Boulder, CO, Oct. 10, 2001--Ever since the first humans made it down a snowy mountainside on a pair of skis, skiers have dreaded the off-season. Now, thanks to the Indo Board, skiers have a way to keep their coordination skills from getting as rusty as the edges of skis in the garage.
Envisioned by the company's founder as a way to practice surfing on dry land, the Indo Board is not as easy to ride as it looks. In fact, teenage surfer Hunter Joslin landed hard on his back when trying to balance himself on the first prototype in 1965. Indo Board's web site claims that most people can learn the basics in about fifteen minutes. I wasn't part of that average group. Perhaps I failed to heed the manufacture's warnings--I had neither a spotter to help me learn how to keep my balance on the board, nor a six-foot area to ride in. When I slipped off the board I hit the floor with my rib cage and only narrowly missed the corner of my desk. Later, (with the help of a spotter and thicker carpet to help control the speed of the roller) I was able to at least maintain balance and feel my quads start to burn.

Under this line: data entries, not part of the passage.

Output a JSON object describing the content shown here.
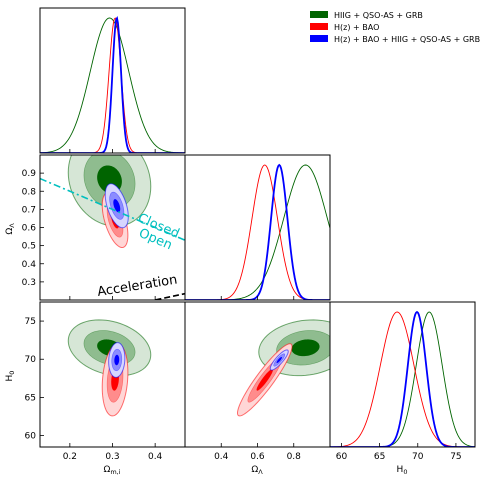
{
  "colors": {
    "green": "#006400",
    "red": "#ff0000",
    "blue": "#0000ff",
    "cyan": "#00bfbf",
    "green_fill": [
      "#d6e6d6",
      "#8fbc8f",
      "#006400"
    ],
    "red_fill": [
      "#ffd6d6",
      "#ff8c8c",
      "#ff0000"
    ],
    "blue_fill": [
      "#d6d6ff",
      "#8c8cff",
      "#0000ff"
    ]
  },
  "chart_data": {
    "type": "triangle",
    "parameters": [
      {
        "key": "om",
        "label": "Ω_m,i",
        "range": [
          0.13,
          0.47
        ],
        "ticks": [
          "0.2",
          "0.3",
          "0.4"
        ],
        "tick_values": [
          0.2,
          0.3,
          0.4
        ]
      },
      {
        "key": "ol",
        "label": "Ω_Λ",
        "range": [
          0.2,
          1.0
        ],
        "ticks": [
          "0.3",
          "0.4",
          "0.5",
          "0.6",
          "0.7",
          "0.8",
          "0.9"
        ],
        "tick_values": [
          0.3,
          0.4,
          0.5,
          0.6,
          0.7,
          0.8,
          0.9
        ],
        "x_ticks": [
          "0.4",
          "0.6",
          "0.8"
        ],
        "x_tick_values": [
          0.4,
          0.6,
          0.8
        ]
      },
      {
        "key": "h0",
        "label": "H_0",
        "range": [
          58.5,
          77.5
        ],
        "ticks": [
          "60",
          "65",
          "70",
          "75"
        ],
        "tick_values": [
          60,
          65,
          70,
          75
        ]
      }
    ],
    "series": [
      {
        "name": "HIIG + QSO-AS + GRB",
        "color": "green",
        "om": {
          "mean": 0.293,
          "sd": 0.045
        },
        "ol": {
          "mean": 0.865,
          "sd": 0.12
        },
        "h0": {
          "mean": 71.5,
          "sd": 1.7
        },
        "corr": {
          "om_ol": -0.15,
          "om_h0": -0.25,
          "ol_h0": 0.15
        },
        "scale": {
          "om_ol": 2.15,
          "om_h0": 2.15,
          "ol_h0": 2.15
        },
        "style": "filled"
      },
      {
        "name": "H(z) + BAO",
        "color": "red",
        "om": {
          "mean": 0.306,
          "sd": 0.014
        },
        "ol": {
          "mean": 0.64,
          "sd": 0.07
        },
        "h0": {
          "mean": 67.3,
          "sd": 2.2
        },
        "corr": {
          "om_ol": -0.55,
          "om_h0": 0.2,
          "ol_h0": 0.92
        },
        "scale": {
          "om_ol": 2.15,
          "om_h0": 2.15,
          "ol_h0": 2.15
        },
        "style": "filled"
      },
      {
        "name": "H(z) + BAO + HIIG + QSO-AS + GRB",
        "color": "blue",
        "om": {
          "mean": 0.31,
          "sd": 0.01
        },
        "ol": {
          "mean": 0.72,
          "sd": 0.045
        },
        "h0": {
          "mean": 69.9,
          "sd": 1.2
        },
        "corr": {
          "om_ol": -0.5,
          "om_h0": 0.1,
          "ol_h0": 0.85
        },
        "scale": {
          "om_ol": 2.7,
          "om_h0": 1.9,
          "ol_h0": 1.1
        },
        "style": "filled"
      }
    ],
    "annotations": {
      "closed": "Closed",
      "open": "Open",
      "acceleration": "Acceleration"
    },
    "flat_line": {
      "om": [
        0.13,
        0.47
      ],
      "ol": [
        0.87,
        0.53
      ]
    },
    "accel_line": {
      "om": [
        0.38,
        0.47
      ],
      "ol": [
        0.19,
        0.235
      ]
    }
  }
}
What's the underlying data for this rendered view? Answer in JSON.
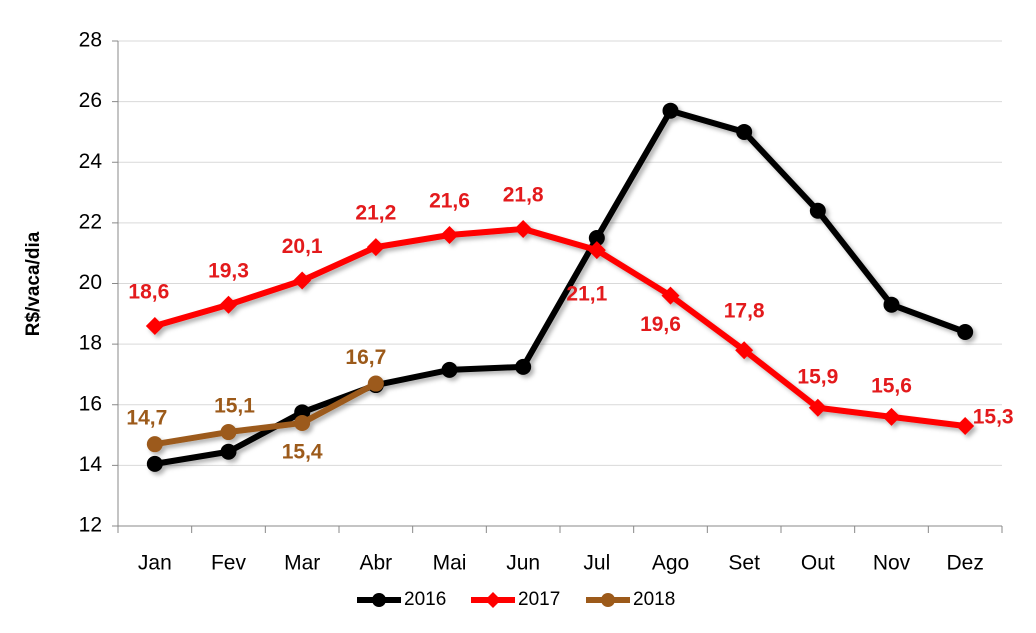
{
  "chart_data": {
    "type": "line",
    "y_label": "R$/vaca/dia",
    "categories": [
      "Jan",
      "Fev",
      "Mar",
      "Abr",
      "Mai",
      "Jun",
      "Jul",
      "Ago",
      "Set",
      "Out",
      "Nov",
      "Dez"
    ],
    "series": [
      {
        "name": "2016",
        "color": "#000000",
        "marker": "circle",
        "values": [
          14.05,
          14.45,
          15.75,
          16.65,
          17.15,
          17.25,
          21.5,
          25.7,
          25.0,
          22.4,
          19.3,
          18.4
        ]
      },
      {
        "name": "2017",
        "color": "#ff0000",
        "marker": "diamond",
        "values": [
          18.6,
          19.3,
          20.1,
          21.2,
          21.6,
          21.8,
          21.1,
          19.6,
          17.8,
          15.9,
          15.6,
          15.3
        ],
        "value_labels": [
          "18,6",
          "19,3",
          "20,1",
          "21,2",
          "21,6",
          "21,8",
          "21,1",
          "19,6",
          "17,8",
          "15,9",
          "15,6",
          "15,3"
        ]
      },
      {
        "name": "2018",
        "color": "#9c5a1a",
        "marker": "circle",
        "values": [
          14.7,
          15.1,
          15.4,
          16.7,
          null,
          null,
          null,
          null,
          null,
          null,
          null,
          null
        ],
        "value_labels": [
          "14,7",
          "15,1",
          "15,4",
          "16,7",
          null,
          null,
          null,
          null,
          null,
          null,
          null,
          null
        ]
      }
    ],
    "ylim": [
      12,
      28
    ],
    "yticks": [
      12,
      14,
      16,
      18,
      20,
      22,
      24,
      26,
      28
    ],
    "grid": true,
    "legend": "bottom"
  }
}
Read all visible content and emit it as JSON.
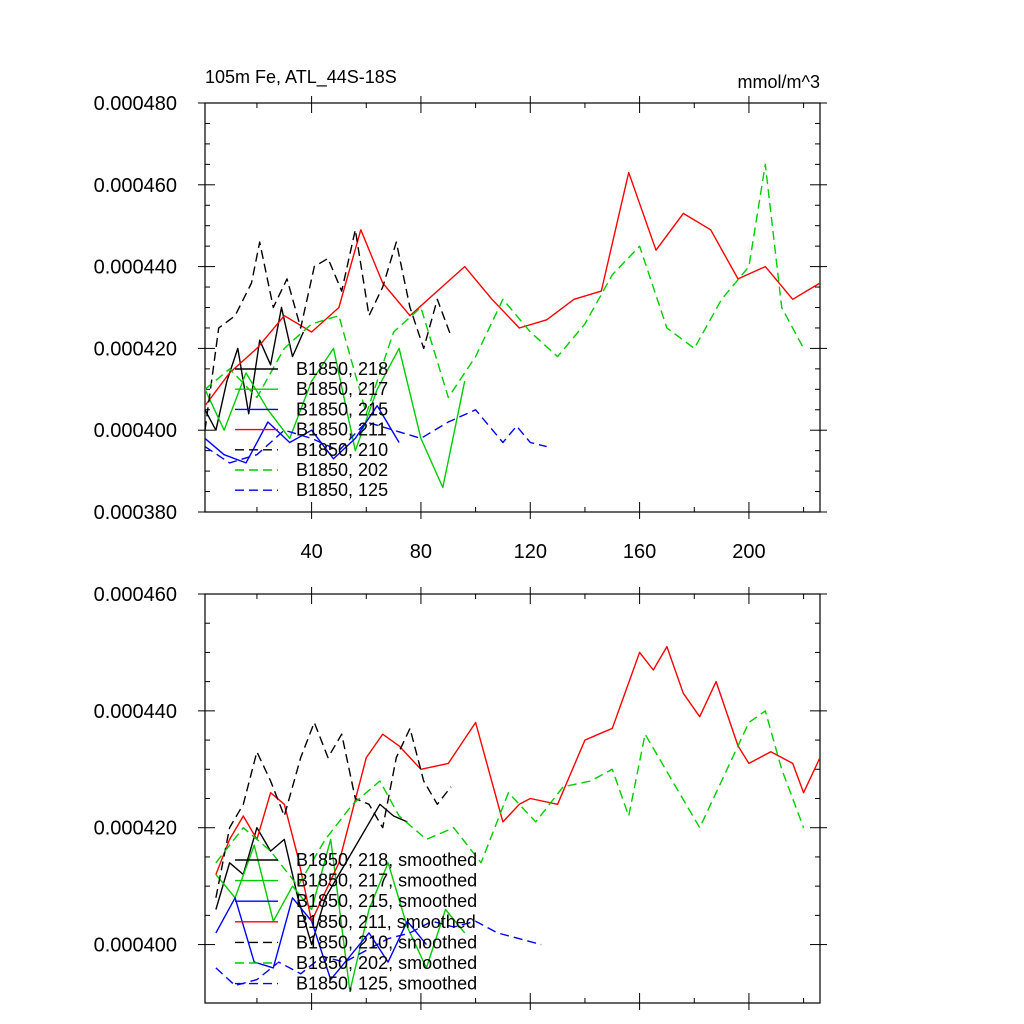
{
  "chart_data": [
    {
      "type": "line",
      "title_left": "105m Fe, ATL_44S-18S",
      "title_right": "mmol/m^3",
      "xlabel": "",
      "ylabel": "",
      "xlim": [
        1,
        226
      ],
      "ylim": [
        0.00038,
        0.00048
      ],
      "xticks": [
        "40",
        "80",
        "120",
        "160",
        "200"
      ],
      "yticks": [
        "0.000380",
        "0.000400",
        "0.000420",
        "0.000440",
        "0.000460",
        "0.000480"
      ],
      "legend_position": "lower-left",
      "series": [
        {
          "name": "B1850, 218",
          "color": "#000000",
          "dash": "solid",
          "x": [
            1,
            5,
            9,
            13,
            17,
            21,
            25,
            29,
            33,
            37
          ],
          "y": [
            0.000405,
            0.0004,
            0.000412,
            0.00042,
            0.000404,
            0.000422,
            0.000416,
            0.00043,
            0.000418,
            0.000424
          ]
        },
        {
          "name": "B1850, 217",
          "color": "#00cc00",
          "dash": "solid",
          "x": [
            1,
            8,
            16,
            24,
            32,
            40,
            48,
            56,
            64,
            72,
            80,
            88,
            96
          ],
          "y": [
            0.00041,
            0.0004,
            0.000414,
            0.000405,
            0.000398,
            0.000412,
            0.00042,
            0.000395,
            0.00041,
            0.00042,
            0.000398,
            0.000386,
            0.000412
          ]
        },
        {
          "name": "B1850, 215",
          "color": "#0000ff",
          "dash": "solid",
          "x": [
            1,
            8,
            16,
            24,
            32,
            40,
            48,
            56,
            64,
            72
          ],
          "y": [
            0.000398,
            0.000394,
            0.000392,
            0.000402,
            0.000397,
            0.0004,
            0.000393,
            0.000398,
            0.000406,
            0.000397
          ]
        },
        {
          "name": "B1850, 211",
          "color": "#ff0000",
          "dash": "solid",
          "x": [
            1,
            10,
            20,
            30,
            40,
            50,
            58,
            66,
            76,
            86,
            96,
            106,
            116,
            126,
            136,
            146,
            156,
            166,
            176,
            186,
            196,
            206,
            216,
            226
          ],
          "y": [
            0.000406,
            0.000414,
            0.00042,
            0.000428,
            0.000424,
            0.00043,
            0.000449,
            0.000436,
            0.000428,
            0.000434,
            0.00044,
            0.000432,
            0.000425,
            0.000427,
            0.000432,
            0.000434,
            0.000463,
            0.000444,
            0.000453,
            0.000449,
            0.000437,
            0.00044,
            0.000432,
            0.000436
          ]
        },
        {
          "name": "B1850, 210",
          "color": "#000000",
          "dash": "dashed",
          "x": [
            1,
            6,
            12,
            18,
            21,
            26,
            31,
            36,
            41,
            46,
            51,
            56,
            61,
            66,
            71,
            76,
            81,
            86,
            91
          ],
          "y": [
            0.0004,
            0.000425,
            0.000428,
            0.000436,
            0.000446,
            0.00043,
            0.000437,
            0.000425,
            0.00044,
            0.000442,
            0.000434,
            0.000449,
            0.000428,
            0.000435,
            0.000446,
            0.00043,
            0.00042,
            0.000432,
            0.000423
          ]
        },
        {
          "name": "B1850, 202",
          "color": "#00cc00",
          "dash": "dashed",
          "x": [
            1,
            10,
            20,
            30,
            40,
            50,
            60,
            70,
            80,
            90,
            100,
            110,
            120,
            130,
            140,
            150,
            160,
            170,
            180,
            190,
            200,
            206,
            212,
            220
          ],
          "y": [
            0.00041,
            0.000415,
            0.000408,
            0.00042,
            0.000426,
            0.000428,
            0.000404,
            0.000424,
            0.00043,
            0.000408,
            0.000418,
            0.000432,
            0.000424,
            0.000418,
            0.000426,
            0.000438,
            0.000445,
            0.000425,
            0.00042,
            0.000432,
            0.00044,
            0.000465,
            0.00043,
            0.00042
          ]
        },
        {
          "name": "B1850, 125",
          "color": "#0000ff",
          "dash": "dashed",
          "x": [
            1,
            10,
            20,
            30,
            40,
            50,
            60,
            70,
            80,
            90,
            100,
            110,
            115,
            120,
            126
          ],
          "y": [
            0.000396,
            0.000392,
            0.000394,
            0.0004,
            0.000398,
            0.000395,
            0.000402,
            0.0004,
            0.000398,
            0.000402,
            0.000405,
            0.000397,
            0.000401,
            0.000397,
            0.000396
          ]
        }
      ]
    },
    {
      "type": "line",
      "title_left": "",
      "title_right": "",
      "xlabel": "",
      "ylabel": "",
      "xlim": [
        1,
        226
      ],
      "ylim": [
        0.00039,
        0.00046
      ],
      "xticks": [],
      "yticks": [
        "0.000400",
        "0.000420",
        "0.000440",
        "0.000460"
      ],
      "legend_position": "lower-left",
      "series": [
        {
          "name": "B1850, 218, smoothed",
          "color": "#000000",
          "dash": "solid",
          "x": [
            5,
            10,
            15,
            20,
            25,
            30,
            35,
            40,
            45,
            50,
            55,
            60,
            65,
            70,
            75
          ],
          "y": [
            0.000406,
            0.000414,
            0.000412,
            0.00042,
            0.000416,
            0.000418,
            0.000408,
            0.0004,
            0.000408,
            0.000412,
            0.000416,
            0.00042,
            0.000424,
            0.000422,
            0.000421
          ]
        },
        {
          "name": "B1850, 217, smoothed",
          "color": "#00cc00",
          "dash": "solid",
          "x": [
            5,
            12,
            19,
            26,
            33,
            40,
            47,
            54,
            61,
            68,
            75,
            82,
            89,
            96
          ],
          "y": [
            0.000412,
            0.000408,
            0.000417,
            0.000404,
            0.00041,
            0.000406,
            0.000418,
            0.000392,
            0.000406,
            0.000414,
            0.000403,
            0.000396,
            0.000406,
            0.000402
          ]
        },
        {
          "name": "B1850, 215, smoothed",
          "color": "#0000ff",
          "dash": "solid",
          "x": [
            5,
            12,
            19,
            26,
            33,
            40,
            47,
            54,
            61,
            68,
            75,
            82
          ],
          "y": [
            0.000402,
            0.000408,
            0.000397,
            0.000396,
            0.000408,
            0.000404,
            0.000394,
            0.000398,
            0.000402,
            0.000397,
            0.000404,
            0.0004
          ]
        },
        {
          "name": "B1850, 211, smoothed",
          "color": "#ff0000",
          "dash": "solid",
          "x": [
            5,
            10,
            15,
            20,
            25,
            30,
            35,
            40,
            50,
            60,
            66,
            72,
            80,
            90,
            100,
            110,
            116,
            120,
            130,
            140,
            145,
            150,
            160,
            165,
            170,
            176,
            182,
            188,
            196,
            200,
            208,
            216,
            220,
            226
          ],
          "y": [
            0.000412,
            0.000418,
            0.000422,
            0.000418,
            0.000426,
            0.000424,
            0.000415,
            0.000404,
            0.000414,
            0.000432,
            0.000436,
            0.000434,
            0.00043,
            0.000431,
            0.000438,
            0.000421,
            0.000424,
            0.000425,
            0.000424,
            0.000435,
            0.000436,
            0.000437,
            0.00045,
            0.000447,
            0.000451,
            0.000443,
            0.000439,
            0.000445,
            0.000434,
            0.000431,
            0.000433,
            0.000431,
            0.000426,
            0.000432
          ]
        },
        {
          "name": "B1850, 210, smoothed",
          "color": "#000000",
          "dash": "dashed",
          "x": [
            5,
            10,
            15,
            20,
            25,
            30,
            36,
            41,
            46,
            51,
            56,
            61,
            66,
            71,
            76,
            81,
            86,
            91
          ],
          "y": [
            0.000408,
            0.00042,
            0.000424,
            0.000433,
            0.000428,
            0.000422,
            0.000432,
            0.000438,
            0.000432,
            0.000436,
            0.000425,
            0.000424,
            0.00042,
            0.000432,
            0.000437,
            0.000428,
            0.000424,
            0.000427
          ]
        },
        {
          "name": "B1850, 202, smoothed",
          "color": "#00cc00",
          "dash": "dashed",
          "x": [
            5,
            15,
            25,
            35,
            45,
            55,
            65,
            72,
            82,
            92,
            102,
            112,
            122,
            132,
            142,
            150,
            156,
            162,
            172,
            182,
            190,
            200,
            206,
            212,
            220
          ],
          "y": [
            0.000414,
            0.00042,
            0.000416,
            0.00041,
            0.000418,
            0.000424,
            0.000428,
            0.000422,
            0.000418,
            0.00042,
            0.000414,
            0.000426,
            0.000421,
            0.000427,
            0.000428,
            0.00043,
            0.000422,
            0.000436,
            0.000428,
            0.00042,
            0.000428,
            0.000438,
            0.00044,
            0.00043,
            0.00042
          ]
        },
        {
          "name": "B1850, 125, smoothed",
          "color": "#0000ff",
          "dash": "dashed",
          "x": [
            5,
            12,
            20,
            28,
            36,
            44,
            52,
            60,
            68,
            76,
            84,
            92,
            100,
            108,
            116,
            124
          ],
          "y": [
            0.000396,
            0.000393,
            0.000394,
            0.000397,
            0.000395,
            0.000398,
            0.000397,
            0.000399,
            0.000401,
            0.000402,
            0.000404,
            0.000403,
            0.000404,
            0.000402,
            0.000401,
            0.0004
          ]
        }
      ]
    }
  ]
}
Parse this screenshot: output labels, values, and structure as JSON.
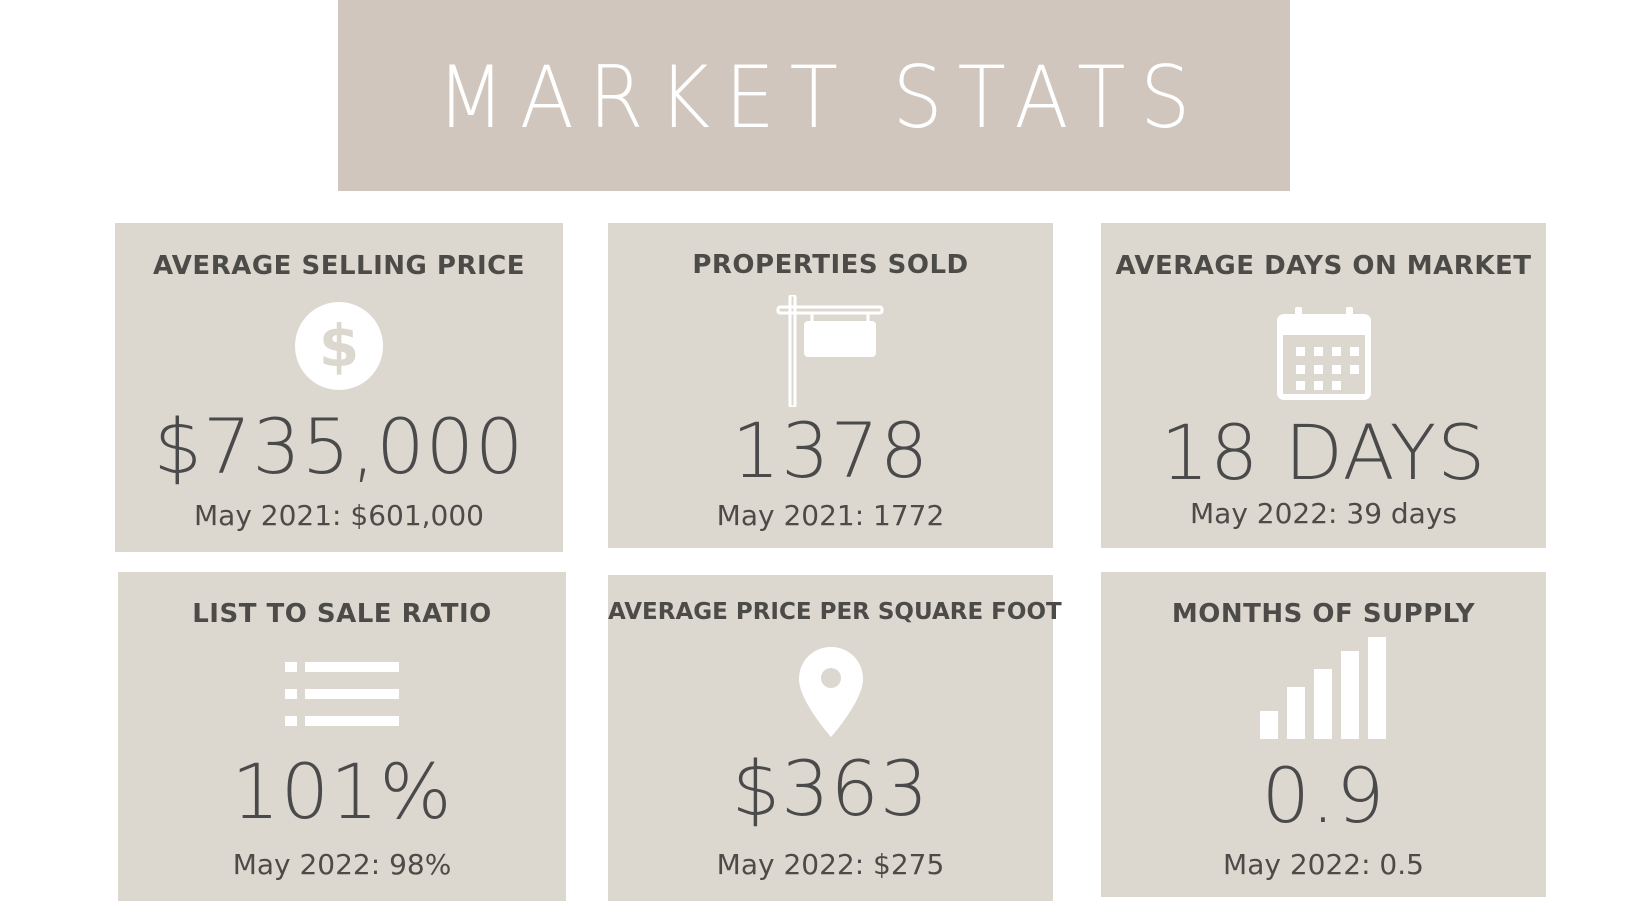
{
  "header": {
    "title": "MARKET STATS"
  },
  "colors": {
    "banner": "#d0c6bd",
    "card": "#dcd8d0",
    "text": "#4a4a4a",
    "icon": "#ffffff"
  },
  "cards": [
    {
      "label": "AVERAGE SELLING PRICE",
      "icon": "dollar-icon",
      "value": "$735,000",
      "compare": "May 2021: $601,000"
    },
    {
      "label": "PROPERTIES SOLD",
      "icon": "for-sale-sign-icon",
      "value": "1378",
      "compare": "May 2021: 1772"
    },
    {
      "label": "AVERAGE DAYS ON MARKET",
      "icon": "calendar-icon",
      "value": "18 DAYS",
      "compare": "May 2022: 39 days"
    },
    {
      "label": "LIST TO SALE RATIO",
      "icon": "list-icon",
      "value": "101%",
      "compare": "May 2022: 98%"
    },
    {
      "label": "AVERAGE PRICE PER SQUARE FOOT",
      "icon": "location-pin-icon",
      "value": "$363",
      "compare": "May 2022: $275"
    },
    {
      "label": "MONTHS OF SUPPLY",
      "icon": "signal-bars-icon",
      "value": "0.9",
      "compare": "May 2022: 0.5"
    }
  ]
}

This fun training tool that can humble the most accomplished skiers. Wakeboarders, skateboarders, surfers, and snowboarders fair best on the board. The web site claims the board is a valuable tool for everything from field hockey to water-skiing.
The Indo Board comes in a number of variations. I tried the Original Indo Board, but other designs include the Pro and Kicktail models for pro riders to hone their grab and ollieing skills. For an extra ten bucks the Original Indo Board is available with black, green, blue, and orange graphics.